On Monday, the S&P/TSX Composite Index climbed by 1.5%, closing at 30,604. This surge was primarily driven by heightened expectations for a potential interest rate cut from the US Federal Reserve in December. The anticipation grew following remarks from Fed official John Williams, who indicated that rates might decrease in the near term. This sentiment was ahead of key economic indicators such as US retail sales and producer prices data scheduled for release later in the week.
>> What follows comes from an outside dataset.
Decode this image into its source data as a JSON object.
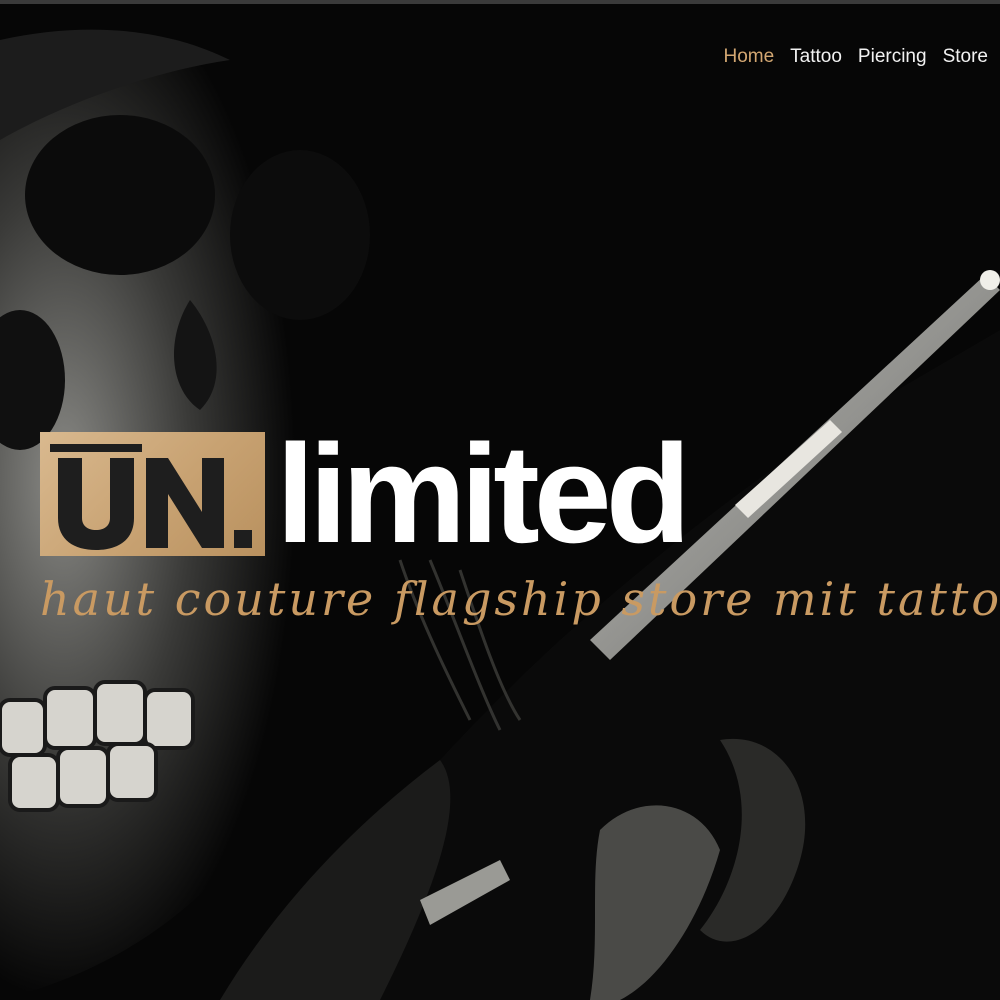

The rising prospect of a more accommodating monetary policy particularly benefitted sectors sensitive to interest rates. Technology stocks and large mining companies led the market's upward trajectory, with Celestica soaring 15%, Shopify gaining 5.2%, and Constellation Software increasing by 2.8%. Furthermore, Barrick Mining experienced a substantial boost of 8.5% following the Mali government's verbal agreement in principle to address the Loulo Gounkoto dispute. This positive development also uplifted other companies in the sector, including Agnico Eagle and Wheaton Precious Metals, which saw increases of 4.1% and 3.6%, respectively.
However, the energy sector did not share the same fortune. Canadian Natural Resources fell by 1.3% amid reports that suggested a potential peace deal involving Ukraine could alleviate sanctions on Russian exports, potentially exerting downward pressure on prices for major energy producers.